USEREVIEW 060 (Capsule): In Veritas
In Veritas (NeWest Press, 2020)
ISBN978-1-98873-283-1 | 344 pp | $21.95 CAD | BUY Here
Like many works of speculative fiction, C.J. Lavigne‘s debut novel In Veritas is interested in examining the lives and significance of characters who are outsiders. The narrative primarily follows the protagonist Verity, a lifelong synaesthete who has previously been hospitalized for so-called hallucinations, but which are in fact glimpses into another world that exists within our own world, hidden in plain sight. This other world is populated by ageless immortals who look, to ordinary folk, like teenage girls, and small dragons, who look. to the uninitiated, like pigeons. It is not until Verity is led by her synaesthesia into the inner circle of Ottawa’s local denizens of ‘The Between’ — pockets of safe space where the strange and fantastical can still flourish — that she learns that her hallucinations are actually the ability to see more of the world than most people can. The Between is not a space for magic (though a magician does live there); rather, it is a space where alternative belief systems can persist, instead of being streamrollered by science, religion or other dominant ideologies. Those belief systems of The Between are crucial, because when belief disappears, so too can the thing one believes in. The dragons, for instance, will often really turn to pigeons and die if they are mistaken for pigeons by people who are stubbornly unwilling to confront the fact that dragons exist. The narrative of In Veritas thus forms a complex allegory — perhaps it is a study in ableism and mental illness, or perhaps a tale of the imperial epistemological agenda that followed from the European Enlightenment. In either case, the question the story takes up wholeheartedly is this: how do you proceed if the only way to save your people is through violence against your oppressors?

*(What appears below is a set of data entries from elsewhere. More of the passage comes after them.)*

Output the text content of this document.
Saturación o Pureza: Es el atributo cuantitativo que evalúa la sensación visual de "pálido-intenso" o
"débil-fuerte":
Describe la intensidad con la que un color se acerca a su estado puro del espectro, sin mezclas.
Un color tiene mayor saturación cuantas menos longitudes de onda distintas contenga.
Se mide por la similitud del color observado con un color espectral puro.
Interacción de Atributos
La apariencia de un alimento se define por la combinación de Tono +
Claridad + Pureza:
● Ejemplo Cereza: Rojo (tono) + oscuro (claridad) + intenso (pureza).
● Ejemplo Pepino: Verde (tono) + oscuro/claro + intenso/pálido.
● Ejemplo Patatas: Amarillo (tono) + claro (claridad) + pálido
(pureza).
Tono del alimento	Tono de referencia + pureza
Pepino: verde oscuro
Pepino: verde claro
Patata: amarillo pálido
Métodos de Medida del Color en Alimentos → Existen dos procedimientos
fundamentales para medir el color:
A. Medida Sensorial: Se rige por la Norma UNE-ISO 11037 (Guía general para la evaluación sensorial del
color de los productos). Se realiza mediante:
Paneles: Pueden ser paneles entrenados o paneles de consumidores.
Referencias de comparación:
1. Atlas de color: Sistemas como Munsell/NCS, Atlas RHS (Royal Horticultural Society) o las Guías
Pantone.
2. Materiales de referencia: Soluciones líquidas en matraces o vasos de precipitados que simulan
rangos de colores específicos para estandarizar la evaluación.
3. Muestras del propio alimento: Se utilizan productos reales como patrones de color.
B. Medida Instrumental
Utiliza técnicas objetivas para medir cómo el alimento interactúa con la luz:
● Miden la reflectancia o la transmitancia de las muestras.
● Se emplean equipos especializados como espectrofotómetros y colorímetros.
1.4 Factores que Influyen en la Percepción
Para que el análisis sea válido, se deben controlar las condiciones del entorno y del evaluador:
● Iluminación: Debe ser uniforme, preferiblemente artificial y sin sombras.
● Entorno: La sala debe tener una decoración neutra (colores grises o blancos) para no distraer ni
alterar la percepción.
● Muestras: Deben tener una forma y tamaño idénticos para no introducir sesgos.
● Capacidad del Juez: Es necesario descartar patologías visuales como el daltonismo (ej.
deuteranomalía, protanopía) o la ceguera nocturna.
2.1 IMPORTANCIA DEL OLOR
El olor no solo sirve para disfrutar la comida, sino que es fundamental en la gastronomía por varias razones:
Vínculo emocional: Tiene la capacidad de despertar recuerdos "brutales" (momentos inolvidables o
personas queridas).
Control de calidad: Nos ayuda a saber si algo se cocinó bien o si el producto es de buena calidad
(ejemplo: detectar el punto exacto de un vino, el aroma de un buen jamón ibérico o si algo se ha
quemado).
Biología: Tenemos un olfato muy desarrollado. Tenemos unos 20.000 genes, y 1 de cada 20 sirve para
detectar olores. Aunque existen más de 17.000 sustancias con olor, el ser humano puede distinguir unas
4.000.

Without giving away the ending, what I can say that is that, truthfully, In Veritas offers no easy answers.
Chapter 14 (pp. 173–193) offers a sample of several of the formal approaches Lavigne takes: it opens with a (fictional) newspaper article, proceeds with standard, third-person, over-the-shoulder narrative prose that follows Verity’s partner Jacob and ends with a metatextual dialogue between Verity, acting as editor, and the unnamed writer of the story.